Pronto, las fuentes de biscuits horneados fueron reemplazadas por una larga y fina barra de madera (traída de Nueva Orleans). Tienen mesas, candiles y asientos forrados con terciopelo rojo. Fue así como La Ópera empezó a escribir una nueva historia.
Fotos amarillentas y algunos cuadros dan cuenta de cómo, desde 1876, todos los personajes famosos y seres mortales, de cualquier extracción económica y social, han tomado asiento en sus mesas. Desde Porfirio Díaz y su esposa Carmelita Romero Rubio, en sus tiempos de clientes de alta alcurnia; hasta los armados Emiliano Zapata y Pancho Villa, cuando la llegada de la Revolución a la capital mexicana le diera el inconfundible aire de cantina botanera al lugar.
El pasaje del balazo de Villa es un tesoro mil veces contado. El mesero me repite, un poco en automático, que el caudillo estaba sobrio, en medio de una muchedumbre de gritones, y que para llamar su atención lanzó la bala al aire. No hubo ni una cerveza de por medio. Villa era abstemio. Ahora es bien sabido que en realidad era amante de las malteadas de fresa.
Una nota del periódico El Nacional, de agosto del 1989, colgada cerca de un extintor, dice:
“Vino la Revolución, los de abajo hicieron sentir su poder y entraron a caballo a la cantina. Pancho Villa, por el gusto, disparó su pistola y un tiro se incrustó en el techo.”
Según algunos testimonios en video que quedaron para la posteridad, estos interiores también fueron escenario de películas como Los de abajo (1939), La cucaracha y La Generala (con María Félix, de 1959 y 1970, respectivamente) y, más recientemente, de Arráncame la vida (2008).
Luego de un breve recorrido llega mi comida. Moisés, uno de los administradores del negocio, me dice que desde hace 30 años los dueños decidieron bajarle un poco la intensidad al estigma de la borrachera que se cierne sobre el lugar, y lo volvieron “restaurante-bar familiar”.
Dado el historial alcohólico de este recinto, de primera instancia resulta un poco difícil creer en dicha tarjeta de presentación. Pero es real.
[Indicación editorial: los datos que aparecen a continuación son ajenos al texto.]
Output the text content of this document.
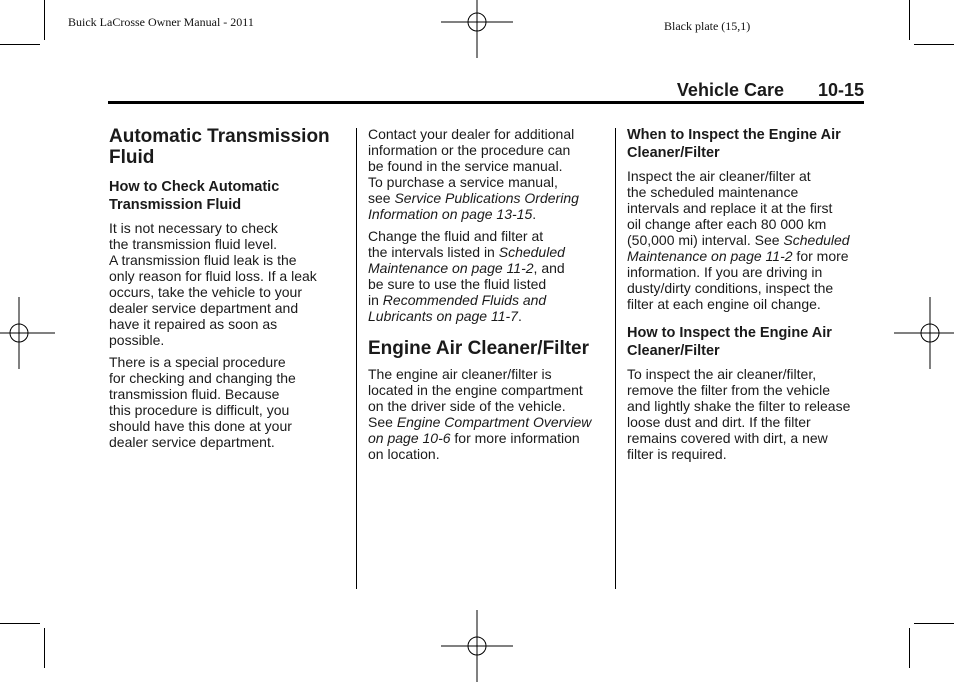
Buick LaCrosse Owner Manual - 2011	Black plate (15,1)
Vehicle Care 10-15
Automatic Transmission Fluid
How to Check Automatic Transmission Fluid

It is not necessary to check
the transmission fluid level.
A transmission fluid leak is the
only reason for fluid loss. If a leak
occurs, take the vehicle to your
dealer service department and
have it repaired as soon as
possible.

There is a special procedure
for checking and changing the
transmission fluid. Because
this procedure is difficult, you
should have this done at your
dealer service department.

Contact your dealer for additional
information or the procedure can
be found in the service manual.
To purchase a service manual,
see Service Publications Ordering
Information on page 13-15.

Change the fluid and filter at
the intervals listed in Scheduled
Maintenance on page 11-2, and
be sure to use the fluid listed
in Recommended Fluids and
Lubricants on page 11-7.

Engine Air Cleaner/Filter

The engine air cleaner/filter is
located in the engine compartment
on the driver side of the vehicle.
See Engine Compartment Overview
on page 10-6 for more information
on location.

When to Inspect the Engine Air Cleaner/Filter

Inspect the air cleaner/filter at
the scheduled maintenance
intervals and replace it at the first
oil change after each 80 000 km
(50,000 mi) interval. See Scheduled
Maintenance on page 11-2 for more
information. If you are driving in
dusty/dirty conditions, inspect the
filter at each engine oil change.

How to Inspect the Engine Air Cleaner/Filter

To inspect the air cleaner/filter,
remove the filter from the vehicle
and lightly shake the filter to release
loose dust and dirt. If the filter
remains covered with dirt, a new
filter is required.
Desde que llegué he visto entrar hombres con sus nietos, quienes reciben el tour oficial (con su parada obligada en el lugar del balazo) y luego se sientan a tomar una limonada, mientras el abuelo prosigue con sus memorias de juventud.
Moisés cuenta que, aunque todos sus clientes siguen llamándola “cantina”, el giro que decidieron darle ha cambiado hasta el esquema de su cocina.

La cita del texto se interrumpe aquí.